The Equity Dysfunction. Our framing story does not lead us to work for the common good. Instead, it legitimizes the growing gap between rich and poor in a variety of ways. For example, the story may imply that God has blessed and favored the rich and powerful, or that the poor and vulnerable are lazy and irresponsible and therefore are getting what they deserve. All the while the bellies of the poor and vulnerable ache from hunger, and their children die of treatable diseases. Every social grouping—national, religious, ethnic, tribal, political, social, or educational—is drawn into a vortex of rich/poor conflict. Each group becomes a competing us/them faction that seeks advantage for “us,” not a common good for all.
The Security Dysfunction. Our framing story does not lead these competing factions to reconcile peacefully. Instead we find, nested in the larger framing story shared by both rich and poor, a huge bank of patriotic and religious stories that celebrate how “redemptive violence” has helped good people (“us”) to defeat evil people (“them”) throughout history. Thus when push comes to shove, good people and evil people alike trust violence as the way to peace, and our framing story squelches the search for creative, peaceful alternatives. When more and more nations (or religious or ethnic militias) arm themselves with more and more lethal weapons—not to mention when some groups acquire biological, chemical, or nuclear weapons—everyone feels less secure, and every regional conflict contains the seeds of terrifying escalation, resulting in an increasingly anxious global society. Gradually, the world becomes locked in a vicious cycle of tension between an anxious global empire of the rich and an angry global terrorist revolution of the poor.

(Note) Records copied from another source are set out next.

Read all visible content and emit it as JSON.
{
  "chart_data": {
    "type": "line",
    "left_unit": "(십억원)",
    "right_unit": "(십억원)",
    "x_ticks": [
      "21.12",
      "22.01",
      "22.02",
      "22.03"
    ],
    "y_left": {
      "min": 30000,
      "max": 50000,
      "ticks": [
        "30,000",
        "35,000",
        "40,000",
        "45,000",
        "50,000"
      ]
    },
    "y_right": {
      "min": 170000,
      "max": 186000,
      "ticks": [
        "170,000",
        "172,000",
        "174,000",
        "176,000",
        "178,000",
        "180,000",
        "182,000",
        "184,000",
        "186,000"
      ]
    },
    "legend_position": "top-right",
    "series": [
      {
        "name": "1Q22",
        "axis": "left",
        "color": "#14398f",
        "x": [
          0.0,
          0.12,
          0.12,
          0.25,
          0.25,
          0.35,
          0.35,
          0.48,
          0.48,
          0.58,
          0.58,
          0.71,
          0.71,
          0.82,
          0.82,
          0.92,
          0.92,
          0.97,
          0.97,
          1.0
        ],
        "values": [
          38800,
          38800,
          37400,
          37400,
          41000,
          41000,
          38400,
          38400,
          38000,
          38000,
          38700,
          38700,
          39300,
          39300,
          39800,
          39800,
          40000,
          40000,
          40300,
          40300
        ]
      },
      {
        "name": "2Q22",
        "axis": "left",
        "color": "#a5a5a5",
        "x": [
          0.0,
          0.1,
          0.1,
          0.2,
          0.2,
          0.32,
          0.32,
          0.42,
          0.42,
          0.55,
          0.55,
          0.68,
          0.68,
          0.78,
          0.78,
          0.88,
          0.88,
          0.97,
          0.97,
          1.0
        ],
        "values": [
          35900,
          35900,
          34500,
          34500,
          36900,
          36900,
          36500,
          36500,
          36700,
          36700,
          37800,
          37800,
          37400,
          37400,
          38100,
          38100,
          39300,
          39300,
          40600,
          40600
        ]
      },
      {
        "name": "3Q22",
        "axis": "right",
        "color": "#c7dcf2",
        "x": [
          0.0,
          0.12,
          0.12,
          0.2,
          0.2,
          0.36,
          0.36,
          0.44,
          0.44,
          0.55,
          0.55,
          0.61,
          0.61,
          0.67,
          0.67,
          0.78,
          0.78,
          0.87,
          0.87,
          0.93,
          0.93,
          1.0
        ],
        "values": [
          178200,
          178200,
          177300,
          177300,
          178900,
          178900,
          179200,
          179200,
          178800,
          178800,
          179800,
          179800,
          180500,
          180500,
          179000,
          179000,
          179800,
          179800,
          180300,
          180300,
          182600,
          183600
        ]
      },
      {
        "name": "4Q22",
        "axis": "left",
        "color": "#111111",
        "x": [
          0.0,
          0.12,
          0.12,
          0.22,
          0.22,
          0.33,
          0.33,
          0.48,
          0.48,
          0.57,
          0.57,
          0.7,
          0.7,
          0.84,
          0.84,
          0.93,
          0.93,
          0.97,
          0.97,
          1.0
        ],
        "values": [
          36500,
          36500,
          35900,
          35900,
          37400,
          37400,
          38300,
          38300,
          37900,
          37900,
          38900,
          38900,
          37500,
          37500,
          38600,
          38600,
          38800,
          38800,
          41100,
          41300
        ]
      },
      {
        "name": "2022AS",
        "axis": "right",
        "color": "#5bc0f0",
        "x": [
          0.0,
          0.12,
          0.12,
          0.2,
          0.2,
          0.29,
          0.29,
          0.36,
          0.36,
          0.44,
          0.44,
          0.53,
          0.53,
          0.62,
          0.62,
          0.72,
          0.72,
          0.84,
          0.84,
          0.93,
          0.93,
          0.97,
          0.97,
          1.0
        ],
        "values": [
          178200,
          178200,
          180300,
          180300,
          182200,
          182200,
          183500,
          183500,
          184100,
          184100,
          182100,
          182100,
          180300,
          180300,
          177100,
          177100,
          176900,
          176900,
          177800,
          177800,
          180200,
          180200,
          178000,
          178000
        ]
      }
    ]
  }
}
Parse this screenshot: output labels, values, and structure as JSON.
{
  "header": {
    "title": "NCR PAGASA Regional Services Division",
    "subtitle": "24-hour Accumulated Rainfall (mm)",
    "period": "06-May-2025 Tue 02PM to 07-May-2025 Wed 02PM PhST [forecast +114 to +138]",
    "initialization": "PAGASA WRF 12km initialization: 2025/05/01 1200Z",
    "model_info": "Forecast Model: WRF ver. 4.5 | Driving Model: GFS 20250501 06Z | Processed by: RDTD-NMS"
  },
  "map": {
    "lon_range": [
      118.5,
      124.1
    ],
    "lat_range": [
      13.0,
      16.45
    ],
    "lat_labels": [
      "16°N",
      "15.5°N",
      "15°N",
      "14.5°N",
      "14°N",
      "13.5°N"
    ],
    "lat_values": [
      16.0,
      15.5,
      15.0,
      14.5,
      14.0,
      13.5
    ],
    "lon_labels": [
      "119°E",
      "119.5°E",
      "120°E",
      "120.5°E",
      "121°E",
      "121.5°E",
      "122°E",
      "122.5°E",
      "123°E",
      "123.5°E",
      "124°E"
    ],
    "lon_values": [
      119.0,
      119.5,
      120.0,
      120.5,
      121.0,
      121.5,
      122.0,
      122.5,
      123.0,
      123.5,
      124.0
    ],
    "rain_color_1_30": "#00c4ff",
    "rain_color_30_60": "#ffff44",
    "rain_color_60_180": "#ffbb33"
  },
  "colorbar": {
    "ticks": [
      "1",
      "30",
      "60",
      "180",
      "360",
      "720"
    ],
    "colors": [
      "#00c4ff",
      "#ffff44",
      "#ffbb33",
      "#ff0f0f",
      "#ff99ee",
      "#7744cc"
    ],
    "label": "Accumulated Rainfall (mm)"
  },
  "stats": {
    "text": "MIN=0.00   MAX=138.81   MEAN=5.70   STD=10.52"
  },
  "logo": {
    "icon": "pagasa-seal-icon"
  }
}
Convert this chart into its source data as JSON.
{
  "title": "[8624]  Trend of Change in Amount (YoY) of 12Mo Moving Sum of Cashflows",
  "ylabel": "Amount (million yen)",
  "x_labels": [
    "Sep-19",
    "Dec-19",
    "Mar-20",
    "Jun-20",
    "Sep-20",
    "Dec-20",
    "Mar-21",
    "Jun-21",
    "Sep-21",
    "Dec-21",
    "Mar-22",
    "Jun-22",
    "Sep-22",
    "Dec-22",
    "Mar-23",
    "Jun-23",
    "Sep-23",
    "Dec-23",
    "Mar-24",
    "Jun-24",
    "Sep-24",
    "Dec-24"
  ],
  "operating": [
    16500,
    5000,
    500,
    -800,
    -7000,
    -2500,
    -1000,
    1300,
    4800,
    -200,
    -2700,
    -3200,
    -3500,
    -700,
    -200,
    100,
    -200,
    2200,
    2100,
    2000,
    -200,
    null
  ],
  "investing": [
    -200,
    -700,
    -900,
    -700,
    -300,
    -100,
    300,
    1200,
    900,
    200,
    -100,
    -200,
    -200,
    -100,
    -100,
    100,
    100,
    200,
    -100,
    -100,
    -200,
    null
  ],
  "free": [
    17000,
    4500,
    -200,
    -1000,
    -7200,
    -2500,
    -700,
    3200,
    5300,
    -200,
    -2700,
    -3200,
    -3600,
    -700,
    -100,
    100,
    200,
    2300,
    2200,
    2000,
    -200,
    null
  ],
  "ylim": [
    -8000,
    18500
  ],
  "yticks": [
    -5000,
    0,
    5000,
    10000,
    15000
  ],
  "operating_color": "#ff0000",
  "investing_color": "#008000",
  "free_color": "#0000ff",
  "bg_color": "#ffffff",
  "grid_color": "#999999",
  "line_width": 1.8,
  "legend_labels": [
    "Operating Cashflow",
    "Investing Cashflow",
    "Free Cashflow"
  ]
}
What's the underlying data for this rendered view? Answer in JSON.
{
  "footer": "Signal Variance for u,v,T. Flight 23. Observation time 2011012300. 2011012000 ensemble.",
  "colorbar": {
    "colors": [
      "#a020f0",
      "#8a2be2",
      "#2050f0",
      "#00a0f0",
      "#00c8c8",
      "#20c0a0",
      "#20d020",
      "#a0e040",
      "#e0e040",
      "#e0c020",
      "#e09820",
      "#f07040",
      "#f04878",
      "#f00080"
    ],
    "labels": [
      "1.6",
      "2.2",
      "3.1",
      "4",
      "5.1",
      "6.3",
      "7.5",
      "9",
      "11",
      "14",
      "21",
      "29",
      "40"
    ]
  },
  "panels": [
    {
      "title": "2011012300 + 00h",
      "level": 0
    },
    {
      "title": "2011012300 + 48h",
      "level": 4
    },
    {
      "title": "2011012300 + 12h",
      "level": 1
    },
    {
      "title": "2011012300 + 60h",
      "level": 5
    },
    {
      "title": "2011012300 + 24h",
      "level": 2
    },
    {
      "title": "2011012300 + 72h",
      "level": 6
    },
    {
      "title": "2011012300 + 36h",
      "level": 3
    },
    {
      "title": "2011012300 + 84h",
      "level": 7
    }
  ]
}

ALL ATTEMPTS TO resolve these systemic crises—the prosperity crisis of the planet, the equity crisis of poverty, and the security crisis of peacemaking—fail because they fail to address the fourth crisis, the spirituality crisis of purpose. Tragically, the framing stories that program and drive our societal machinery toward suicide are too frequently aided and abetted by our world’s religions and the various stories they tell. Instead of inspiring us with a framing story of hope (true good news), our religions more often camouflage existing destructive narratives in various religious disguises. They preach a far-reaching covert curriculum of fear and violence; they teach a coherent and comprehensive global “orthodoxy” of greed, self-interest, religious/ethnic/ cultural supremacy, and struggle for domination and conquest.